The grey sedan arrived in enough time for me to scan the reviews for the driver. I saw him when he stopped at the light and crossed to the other side to board. I was in no particular mood for talking and planned to say a polite “hello”, enjoy the ride in silence, and take in the sights. I liked were I was. Ottawa. The seat of power. The city felt like it was heaving a sigh of relief as elections had just come to an end. It was big but not sprawling. I was taken with its historic buildings and paced busyness. The people carried on as though they had places to be, but could spare a minute or two to help. I walked past one man in a gas station whose body odour reminded me of the traders under the hot sun in Balogun market in Lagos. I walked past another who called me his sister and was from Kenya.
Kide was short and dark; his head shaven and beardless. The pleasantries ended as the ride began.

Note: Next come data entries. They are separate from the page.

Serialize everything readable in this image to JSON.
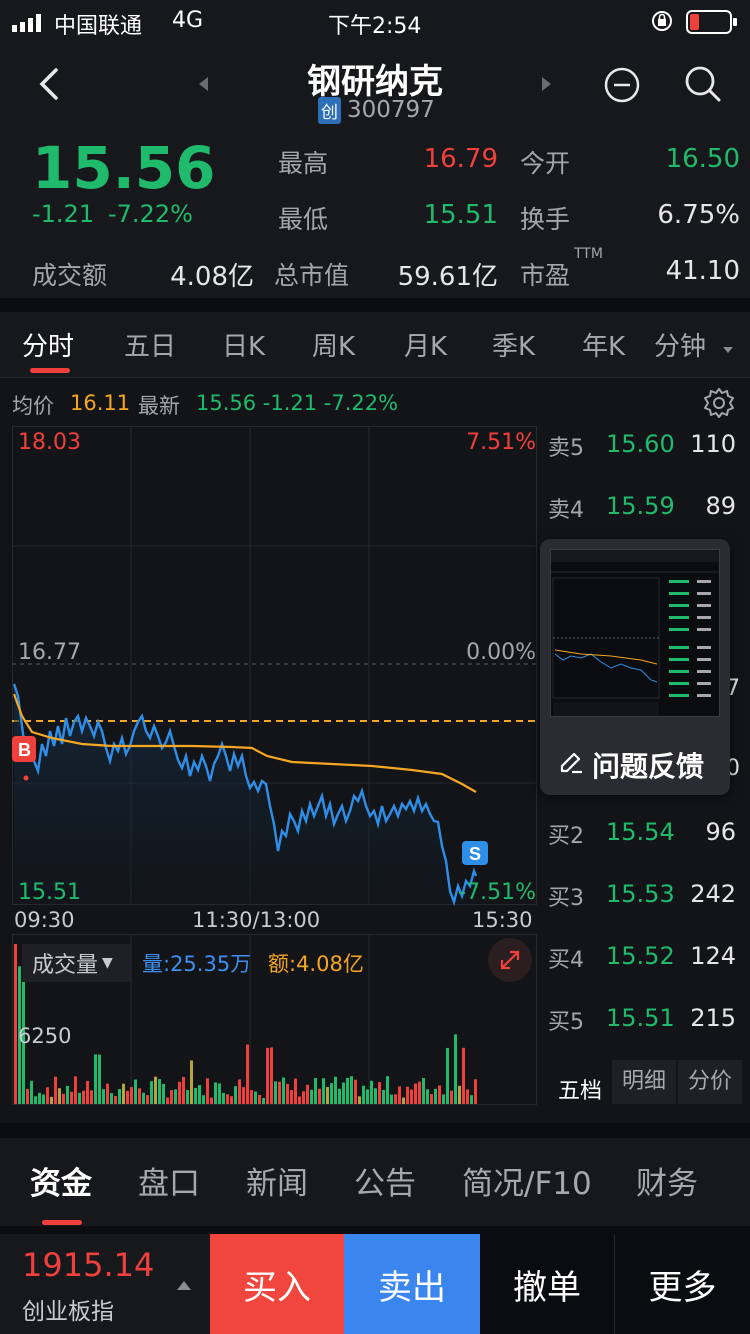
{
  "status_bar": {
    "carrier": "中国联通",
    "network": "4G",
    "time": "下午2:54"
  },
  "header": {
    "stock_name": "钢研纳克",
    "board_badge": "创",
    "stock_code": "300797"
  },
  "quote": {
    "price": "15.56",
    "change": "-1.21",
    "change_pct": "-7.22%",
    "high_label": "最高",
    "high": "16.79",
    "open_label": "今开",
    "open": "16.50",
    "low_label": "最低",
    "low": "15.51",
    "turnover_label": "换手",
    "turnover": "6.75%",
    "amount_label": "成交额",
    "amount": "4.08亿",
    "mcap_label": "总市值",
    "mcap": "59.61亿",
    "pe_label": "市盈",
    "pe_sup": "TTM",
    "pe": "41.10"
  },
  "period_tabs": [
    "分时",
    "五日",
    "日K",
    "周K",
    "月K",
    "季K",
    "年K",
    "分钟"
  ],
  "chart_info": {
    "avg_label": "均价",
    "avg": "16.11",
    "latest_label": "最新",
    "latest": "15.56 -1.21 -7.22%"
  },
  "chart_axis": {
    "top_price": "18.03",
    "top_pct": "7.51%",
    "mid_price": "16.77",
    "mid_pct": "0.00%",
    "bottom_price": "15.51",
    "bottom_pct": "-7.51%",
    "t_start": "09:30",
    "t_mid": "11:30/13:00",
    "t_end": "15:30",
    "buy_marker": "B",
    "sell_marker": "S"
  },
  "volume": {
    "selector": "成交量",
    "vol_label": "量:25.35万",
    "amt_label": "额:4.08亿",
    "scale": "6250"
  },
  "order_book": {
    "sell": [
      {
        "label": "卖5",
        "price": "15.60",
        "qty": "110"
      },
      {
        "label": "卖4",
        "price": "15.59",
        "qty": "89"
      }
    ],
    "buy": [
      {
        "label": "买2",
        "price": "15.54",
        "qty": "96"
      },
      {
        "label": "买3",
        "price": "15.53",
        "qty": "242"
      },
      {
        "label": "买4",
        "price": "15.52",
        "qty": "124"
      },
      {
        "label": "买5",
        "price": "15.51",
        "qty": "215"
      }
    ],
    "partial_right_1": "7",
    "partial_right_2": "0",
    "tabs": [
      "五档",
      "明细",
      "分价"
    ]
  },
  "feedback_popup": {
    "label": "问题反馈"
  },
  "bottom_tabs": [
    "资金",
    "盘口",
    "新闻",
    "公告",
    "简况/F10",
    "财务"
  ],
  "bottom_bar": {
    "index_value": "1915.14",
    "index_name": "创业板指",
    "buy": "买入",
    "sell": "卖出",
    "cancel": "撤单",
    "more": "更多"
  },
  "colors": {
    "up": "#f0403c",
    "down": "#1fba6b",
    "avg_line": "#f5a623",
    "price_line": "#2f8fe8",
    "buy_btn": "#f1463e",
    "sell_btn": "#3a86ee"
  }
}
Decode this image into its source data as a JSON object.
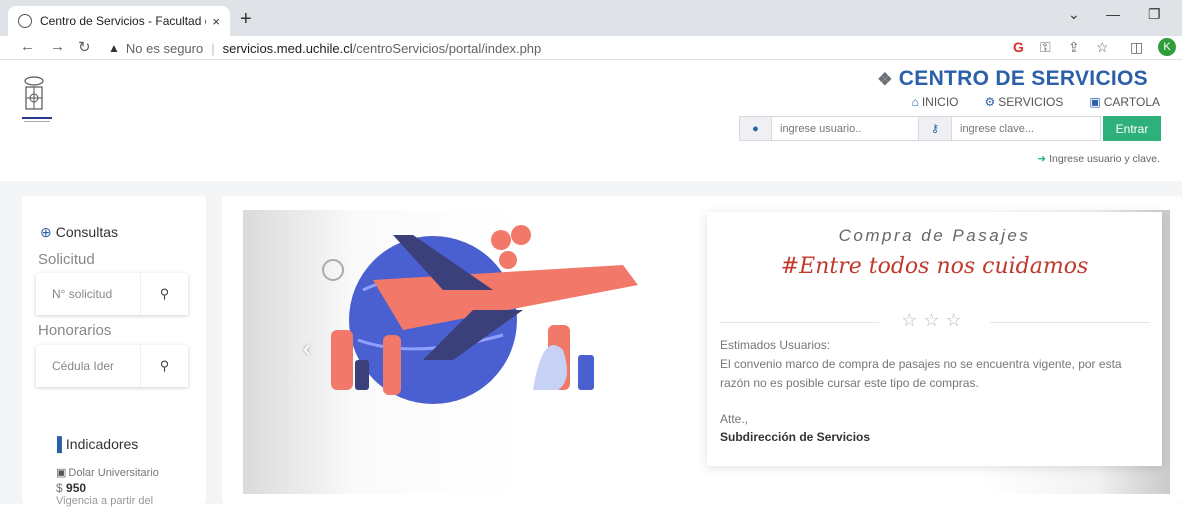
{
  "browser": {
    "tab_title": "Centro de Servicios - Facultad de",
    "tab_close": "×",
    "new_tab": "+",
    "security_label": "No es seguro",
    "url_host": "servicios.med.uchile.cl",
    "url_path": "/centroServicios/portal/index.php",
    "profile_initial": "K"
  },
  "header": {
    "brand": "CENTRO DE SERVICIOS",
    "nav": [
      {
        "label": "INICIO",
        "icon": "home-icon"
      },
      {
        "label": "SERVICIOS",
        "icon": "gears-icon"
      },
      {
        "label": "CARTOLA",
        "icon": "money-icon"
      }
    ],
    "login": {
      "user_placeholder": "ingrese usuario..",
      "pass_placeholder": "ingrese clave...",
      "submit_label": "Entrar",
      "hint": "Ingrese usuario y clave."
    }
  },
  "sidebar": {
    "title": "Consultas",
    "solicitud_label": "Solicitud",
    "solicitud_placeholder": "N° solicitud",
    "honorarios_label": "Honorarios",
    "honorarios_placeholder": "Cédula Ider",
    "indicadores_title": "Indicadores",
    "indicador_name": "Dolar Universitario",
    "indicador_currency": "$",
    "indicador_value": "950",
    "indicador_note": "Vigencia a partir del"
  },
  "slide": {
    "title": "Compra de Pasajes",
    "hashtag": "#Entre todos nos cuidamos",
    "greeting": "Estimados Usuarios:",
    "message": "El convenio marco de compra de pasajes no se encuentra vigente, por esta razón no es posible cursar este tipo de compras.",
    "closing": "Atte.,",
    "signature": "Subdirección de Servicios"
  },
  "colors": {
    "brand_blue": "#2b5fa8",
    "enter_green": "#2eb07a",
    "hashtag_red": "#c0392b",
    "plane_coral": "#f2786a",
    "globe_blue": "#4a5fd0"
  }
}
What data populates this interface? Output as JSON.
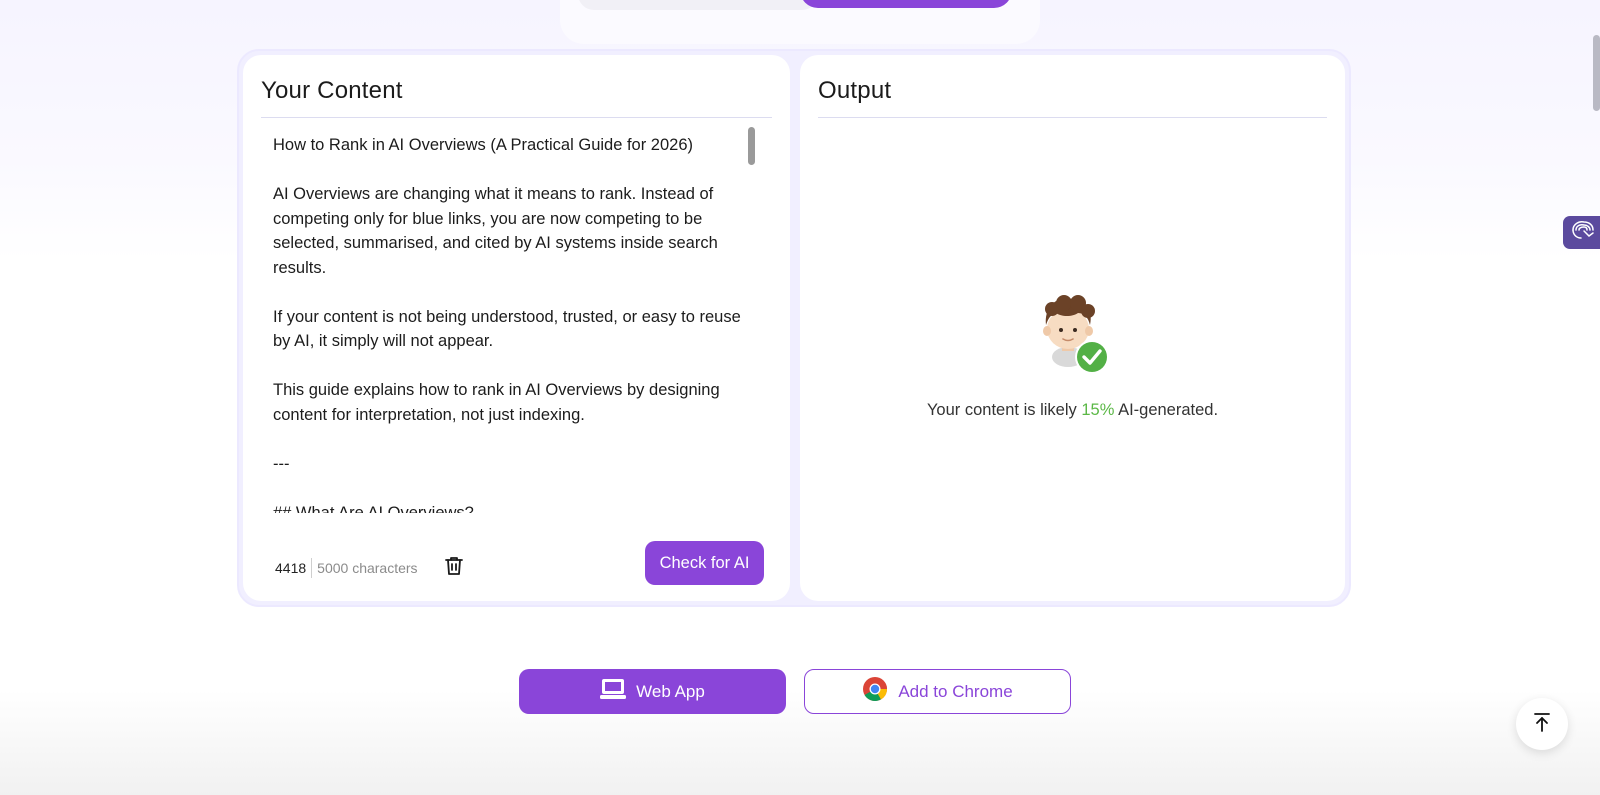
{
  "content_panel": {
    "title": "Your Content",
    "paragraphs": [
      "How to Rank in AI Overviews (A Practical Guide for 2026)",
      "AI Overviews are changing what it means to rank. Instead of competing only for blue links, you are now competing to be selected, summarised, and cited by AI systems inside search results.",
      "If your content is not being understood, trusted, or easy to reuse by AI, it simply will not appear.",
      "This guide explains how to rank in AI Overviews by designing content for interpretation, not just indexing.",
      "---",
      "## What Are AI Overviews?"
    ],
    "char_count": "4418",
    "char_limit": "5000 characters",
    "clear_icon": "trash-icon",
    "check_button": "Check for AI"
  },
  "output_panel": {
    "title": "Output",
    "result_prefix": "Your content is likely",
    "result_percent": "15%",
    "result_suffix": "AI-generated.",
    "result_icon": "human-check-avatar",
    "percent_color": "#5bb846"
  },
  "cta": {
    "web_app_label": "Web App",
    "web_app_icon": "laptop-icon",
    "chrome_label": "Add to Chrome",
    "chrome_icon": "chrome-icon"
  },
  "colors": {
    "accent": "#8a45d9",
    "side_tab": "#5b4a9e"
  },
  "side_tab_icon": "brain-icon",
  "scroll_top_icon": "arrow-up-to-line-icon"
}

‘How was your day?’, he asked
‘Why don’t you go first? How was your day?’, I said
He chuckled and then told me that his day was good. When I probed further, he told me that he volunteered with people with disabilities earlier in the day. After I told him how my day went, he asked where I lived. I said that I lived on the East Coast and that I had moved there for school.
‘Your family must be rich.’
‘Yes’, I said, laughing.
‘Rich in love, rich in faith, rich in hope’, I continued.
Kide shook his head as if I had said something wrong.
‘I mean money. Did your parents pay your school fees with faith?’, he asked with all seriousness.
‘No’, I replied. ‘We are comfortable.’
My answer confirmed what he suspected. He told me not to waste my parents’ money or disappoint them, and reminded me of students who were squandering their tuition fees on new cars and parties. I felt like he was restraining himself. Like he was going to tell me not to get pregnant out of wedlock but stopped himself. After I told him that I had my own ambitions and was not taking anything for granted, he asked if I was a Christian.
‘Yes’, I said. I regretted that for a moment. I wanted to see what would happen if I said that I wasn’t. I also had the thought that he would not tell me all these things if I was white. This tendency to counsel strangers is a thing that is decidedly African, I thought.
The ride continued. He asked me how long I had lived in the country and I told him. I asked him the same question and found that he had lived here for twice as long as I had. When I teased that he must be a rich man, having worked all these years, his voice rose slightly when he said that he had five children and had been working only for the same bills to claim his bi-weekly pay.
I told him that I ultimately wanted to go home.
‘Why don’t you stay here and build a life?’, he asked.
There it was again. This telling strangers how to live.
‘Canada is nice and I like it. But it is not home.’
‘Except there is a man waiting for you at home’, Kide questioned.
I let him know that there was no such man and that my desire was fuelled solely by my aspirations. He found that unbelievable.
‘What if you meet someone here and marry and he does not want to go with you?’
‘I don’t believe in springing surprises on people. The issue of where to live is major. We will talk about it before we marry. And if we do not agree on where to live, there will be no marriage.’
‘Okay. But are you seeing somebody?’
‘I’m not’, I said.
Alarm rose from his chest through his throat into his mouth when he asked me this next question.
‘Are you selfish?!’
‘Selfish?’, I asked, taken aback.
That one surprised me. I am conscious of my flaws and selfishness is at the bottom of the list.
‘No. I’m not selfish. My self-improvement is my priority.’
Kide was now engrossed in full-throated laughter.
‘I’m focusing on making myself a better person. I believe in marriage and I love love. I admire my parents’ marriage and I hope to have something like that one day.’
‘I don’t want to rush into anything’, I concluded quietly.
‘No’, he said in agreement. Perhaps that was the only point on which we agreed. Perhaps he was tired of me and just wanted the conversation to end.
The encounter left me thinking. Choosing to develop oneself before sharing one’s life with another being considered selfish baffled and bothered me. I did not feel anger. I felt pity. Not just for him but for many others who thought the same. Maybe I should just accept that people will live their lives as they see fit and I should live mine as I want. But we don’t abandon people who want to hurt themselves knowingly or otherwise. We counsel, we admonish, we befriend.
Sometimes I forget that people want different things for their lives. Sometimes I forget that people will learn only after they suffer.
But I hope all the women and men who read this will choose themselves, heal themselves, and love themselves before they do the same for another. And I hope that we do not put ourselves through needless pain and unnecessary suffering to love another. I hope we do not starve ourselves to feed another. I hope we do not bruise ourselves to heal another. Because even we are worth loving, worth defending, and worth prioritizing.